In May 2024, Yair Netanyahu filed a motion for a restraining order against Rozolyo, claiming that she posed a risk to his personal safety. The motion was denied by the court.

In March 2025, Sara Netanyahu, wife of Prime Minister Benjamin Netanyahu, filed for a restraining order against Rozolyo and journalist Uri Misgav stating that the two "posed a real threat" to her life. In her defense, Rozolyo stated that the only time she came face-to-face with Netanyahu was when the two met at the judicial hearing and that her protest activities are non-violent and legal. The restraining order was later reversed later in May of that year.
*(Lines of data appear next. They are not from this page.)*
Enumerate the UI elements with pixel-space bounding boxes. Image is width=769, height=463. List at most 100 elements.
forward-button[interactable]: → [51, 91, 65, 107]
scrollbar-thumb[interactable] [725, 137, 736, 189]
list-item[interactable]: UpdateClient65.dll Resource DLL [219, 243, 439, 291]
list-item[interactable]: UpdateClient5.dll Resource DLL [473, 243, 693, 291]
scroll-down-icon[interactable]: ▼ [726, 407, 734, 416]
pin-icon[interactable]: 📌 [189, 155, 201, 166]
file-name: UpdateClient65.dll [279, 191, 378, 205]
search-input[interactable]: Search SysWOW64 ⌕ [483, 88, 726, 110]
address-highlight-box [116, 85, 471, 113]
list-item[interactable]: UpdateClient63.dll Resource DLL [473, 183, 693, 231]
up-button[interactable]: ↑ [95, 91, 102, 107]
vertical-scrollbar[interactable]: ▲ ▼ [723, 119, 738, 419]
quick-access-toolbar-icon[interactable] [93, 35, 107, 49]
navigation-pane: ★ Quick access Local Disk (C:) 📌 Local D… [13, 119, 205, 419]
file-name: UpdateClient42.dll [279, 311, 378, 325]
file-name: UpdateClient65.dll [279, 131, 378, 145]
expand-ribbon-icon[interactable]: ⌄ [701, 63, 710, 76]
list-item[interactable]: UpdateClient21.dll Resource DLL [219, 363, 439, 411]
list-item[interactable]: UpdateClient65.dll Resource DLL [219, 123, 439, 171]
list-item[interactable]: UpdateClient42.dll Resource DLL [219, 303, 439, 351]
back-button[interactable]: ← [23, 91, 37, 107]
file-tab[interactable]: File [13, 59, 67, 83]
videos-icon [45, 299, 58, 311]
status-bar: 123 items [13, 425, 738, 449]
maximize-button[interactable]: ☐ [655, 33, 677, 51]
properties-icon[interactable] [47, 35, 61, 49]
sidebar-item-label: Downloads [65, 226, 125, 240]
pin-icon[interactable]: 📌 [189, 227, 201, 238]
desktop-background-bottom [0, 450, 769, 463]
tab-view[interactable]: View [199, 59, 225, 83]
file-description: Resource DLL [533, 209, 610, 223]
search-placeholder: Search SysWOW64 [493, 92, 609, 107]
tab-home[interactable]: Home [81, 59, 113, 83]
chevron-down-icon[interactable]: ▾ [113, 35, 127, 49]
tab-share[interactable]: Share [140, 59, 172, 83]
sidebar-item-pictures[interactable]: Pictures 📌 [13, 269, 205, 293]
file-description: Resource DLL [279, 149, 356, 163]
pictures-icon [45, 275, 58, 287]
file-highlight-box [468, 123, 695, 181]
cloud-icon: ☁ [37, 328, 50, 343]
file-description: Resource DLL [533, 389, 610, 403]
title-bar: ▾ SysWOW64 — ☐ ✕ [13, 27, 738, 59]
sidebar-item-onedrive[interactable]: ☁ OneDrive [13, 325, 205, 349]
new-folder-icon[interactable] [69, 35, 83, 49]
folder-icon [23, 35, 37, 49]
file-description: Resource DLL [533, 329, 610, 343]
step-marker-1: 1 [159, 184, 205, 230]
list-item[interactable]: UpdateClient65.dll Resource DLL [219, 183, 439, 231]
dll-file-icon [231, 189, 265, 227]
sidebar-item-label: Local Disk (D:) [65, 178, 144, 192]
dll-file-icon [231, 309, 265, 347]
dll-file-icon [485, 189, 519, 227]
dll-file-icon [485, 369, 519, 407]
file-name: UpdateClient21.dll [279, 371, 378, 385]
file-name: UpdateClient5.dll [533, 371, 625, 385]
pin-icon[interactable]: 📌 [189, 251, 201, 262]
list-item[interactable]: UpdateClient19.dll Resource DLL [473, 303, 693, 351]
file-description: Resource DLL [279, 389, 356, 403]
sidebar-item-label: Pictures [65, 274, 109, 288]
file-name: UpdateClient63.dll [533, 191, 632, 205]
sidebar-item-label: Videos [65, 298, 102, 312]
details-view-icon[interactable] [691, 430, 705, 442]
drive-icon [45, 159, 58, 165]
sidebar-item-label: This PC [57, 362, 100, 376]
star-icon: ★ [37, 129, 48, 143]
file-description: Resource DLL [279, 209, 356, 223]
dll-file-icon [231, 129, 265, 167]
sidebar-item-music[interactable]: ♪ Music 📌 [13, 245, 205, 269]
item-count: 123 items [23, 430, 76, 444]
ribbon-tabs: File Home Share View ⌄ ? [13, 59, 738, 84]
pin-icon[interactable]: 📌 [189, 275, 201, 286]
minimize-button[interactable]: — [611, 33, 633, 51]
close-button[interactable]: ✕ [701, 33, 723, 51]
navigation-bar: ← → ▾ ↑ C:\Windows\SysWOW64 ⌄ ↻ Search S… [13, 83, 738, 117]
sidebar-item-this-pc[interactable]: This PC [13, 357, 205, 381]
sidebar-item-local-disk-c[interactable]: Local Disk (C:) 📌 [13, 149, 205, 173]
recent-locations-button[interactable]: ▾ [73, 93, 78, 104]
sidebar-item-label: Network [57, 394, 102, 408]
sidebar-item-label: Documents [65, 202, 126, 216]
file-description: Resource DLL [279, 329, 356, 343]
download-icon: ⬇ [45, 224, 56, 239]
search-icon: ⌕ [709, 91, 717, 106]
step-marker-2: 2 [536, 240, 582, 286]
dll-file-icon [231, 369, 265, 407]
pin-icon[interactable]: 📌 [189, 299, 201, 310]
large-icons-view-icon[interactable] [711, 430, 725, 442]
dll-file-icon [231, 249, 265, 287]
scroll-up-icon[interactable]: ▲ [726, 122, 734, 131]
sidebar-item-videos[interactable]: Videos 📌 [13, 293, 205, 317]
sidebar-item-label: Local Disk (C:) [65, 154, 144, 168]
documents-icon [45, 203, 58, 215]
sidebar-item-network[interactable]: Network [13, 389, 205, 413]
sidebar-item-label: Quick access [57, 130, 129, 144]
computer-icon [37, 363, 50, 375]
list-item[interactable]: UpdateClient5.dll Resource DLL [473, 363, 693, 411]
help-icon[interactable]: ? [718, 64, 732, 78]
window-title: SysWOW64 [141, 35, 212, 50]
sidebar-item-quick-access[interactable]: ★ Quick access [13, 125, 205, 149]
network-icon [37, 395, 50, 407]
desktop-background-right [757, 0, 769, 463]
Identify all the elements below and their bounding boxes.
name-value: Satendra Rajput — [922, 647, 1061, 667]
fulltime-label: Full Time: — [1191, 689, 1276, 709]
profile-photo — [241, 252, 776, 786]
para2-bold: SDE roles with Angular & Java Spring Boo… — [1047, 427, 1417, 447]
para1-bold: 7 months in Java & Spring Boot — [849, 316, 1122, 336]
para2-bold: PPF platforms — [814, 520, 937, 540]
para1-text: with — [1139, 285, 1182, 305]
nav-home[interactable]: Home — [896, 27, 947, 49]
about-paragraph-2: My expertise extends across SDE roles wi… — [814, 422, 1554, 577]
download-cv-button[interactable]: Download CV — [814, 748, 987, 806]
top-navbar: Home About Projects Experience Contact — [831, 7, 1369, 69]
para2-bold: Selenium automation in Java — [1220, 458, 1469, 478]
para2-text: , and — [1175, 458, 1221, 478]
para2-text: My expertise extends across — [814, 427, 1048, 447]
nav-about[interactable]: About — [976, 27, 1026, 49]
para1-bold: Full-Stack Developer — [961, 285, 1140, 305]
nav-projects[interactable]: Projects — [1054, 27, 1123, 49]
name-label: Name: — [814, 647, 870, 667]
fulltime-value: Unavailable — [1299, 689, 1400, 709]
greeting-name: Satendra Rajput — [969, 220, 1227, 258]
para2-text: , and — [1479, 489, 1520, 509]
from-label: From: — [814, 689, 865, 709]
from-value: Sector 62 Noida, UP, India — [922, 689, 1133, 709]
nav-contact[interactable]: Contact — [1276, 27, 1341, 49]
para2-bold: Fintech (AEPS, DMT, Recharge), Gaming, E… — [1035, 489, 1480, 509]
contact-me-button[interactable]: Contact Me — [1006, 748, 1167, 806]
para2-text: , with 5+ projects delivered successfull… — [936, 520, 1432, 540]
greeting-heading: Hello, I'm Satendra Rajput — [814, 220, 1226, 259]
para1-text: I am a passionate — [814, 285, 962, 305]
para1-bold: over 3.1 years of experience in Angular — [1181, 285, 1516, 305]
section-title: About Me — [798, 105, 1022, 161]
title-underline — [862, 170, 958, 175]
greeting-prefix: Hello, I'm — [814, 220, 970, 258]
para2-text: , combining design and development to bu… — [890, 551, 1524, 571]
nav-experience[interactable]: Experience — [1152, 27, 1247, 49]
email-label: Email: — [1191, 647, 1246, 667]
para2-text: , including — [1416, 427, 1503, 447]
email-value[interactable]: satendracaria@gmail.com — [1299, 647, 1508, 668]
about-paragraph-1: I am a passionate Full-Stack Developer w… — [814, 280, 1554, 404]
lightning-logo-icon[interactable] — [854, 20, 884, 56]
That same month, the court dismissed a libel suit against Rozolyo filed by Shmulik Silman, husband of Environment Minister, Idit Silman, in regards to a tweet by Rozolyo calling to protest against the Silmans at the airport.

In April 2025, the head of the Shin Bet, Ronen Bar, in affidavit to the Supreme Court, cited Rozolyo as one of the protest activists which he was asked to "take care of" by Prime Minister Benjamin Netanyahu.

In May 2025 during his trial, Benjamin Netanyahu testified that he had filed a lawsuit against Rozolyo.

== Political activity ==
In June 2026, Rozolyo announced that she is joining The Democrats party led by Yair Golan. In the primary elections held on July 20, 2026, ahead of the 2026 Israeli legislative election, Rozolyo came in at number sixteen on the slate.